Dari kedua definisi diatas dapat disimpulkan bahwa ilmu
faraidh adalah ilmu tentang cara-cara pembagian harta peninggalan kepada para
ahli warisnya berdasarkan syariat islam.
B. Sebab-sebab Memperoleh Warisan
1. Rukun Waris
Rukun waris ada 3:
a. Al-muwaris, orang yang diwarisi harta peninggalan atau orang yang mewariskan hertanya.
b. Al-waris/ahli waris, orang yang
dinyatakan mempunyai hubungan kekerabatan.

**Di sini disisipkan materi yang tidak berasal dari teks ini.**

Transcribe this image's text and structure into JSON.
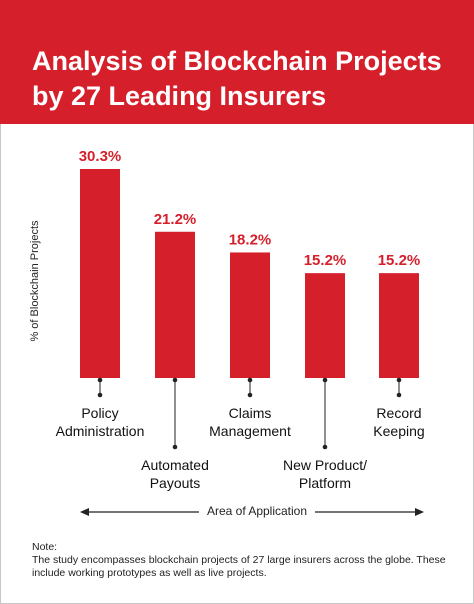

c. Al-maurus atau al-miras, harta
peninggalan si mati.
2. Sebab-sebab Memperoleh Warisan.
Dalam ketentuan Islam, sebab-sebab untuk dapat menerima
warisan ada tiga:
a. Hubungan kekerabatan
b. Hubungan perkawinan
c. Hubungan karena sebab memerdekakan budak
atau hamba sahaya.
C. Syarat-syarat Pewarisan
Syarat-syarat pewarisan ada tiga, yaitu:
1. Seseorang meninggal secara hakiki atau
secara hokum
2. Ahli waris secara pasti masih hidup
ketika pewaris meninggal
3. Mengetahui golongan ahli waris.
D. Macam-macam Penghalang Mendapat Warisan
1. Pembunuhan
Pembunuhan yang dilakukan ahli waris terhadap al-mawaris, menyebabkannya tidak dapat mewarisi harta peninggalan orang yang diwarisinya. Adapun dasar hukum yang melarang ahli waris yang membunuh untuk mewarisi harta peninggalan si mati adalah sabda Rasulullah saw:
قاَلَ رَسُوْلُ اللهِ صَلَى الله عَلَيْهِ وَسَلَّمَ مَنْ قَتَلَ قَتِيْلاً فَإِنَّهُ لاَيَرِثُهُ وَاِنْ لَمْ يَكُنْ لَهُ وَارِثٌ غَيْرُ وَاِنْ كَانَ لَهُ وَالِدُهُ اَوْ وَلَدَهُ فَلَيْسَ لِقَاتِلٍ مِيْرَاثٌ (روه أحمد)
Rasulullah saw bersabda: “Barangsiapa membunuh seorang kurban, maka sesungguhnya ia tidak dapat mewarisinya, walaupun koraban tidak mempunyai ahli waris selain dirinya sendiri, (begitu juga) walaupun korban itu adalah orang tuanya atau anaknya sendiri, maka bagi pembunuh tidak berhak menerima warisan.”
قاَلَ رَسُوْلُ اللهِ صَلَى اللهُ عَلَيْهِ وَسَلَّمَ لَيْسَ لِقَاتِلٍ مِنَ المِيْرَاثِ شَيْىءٌ (روه النسائى)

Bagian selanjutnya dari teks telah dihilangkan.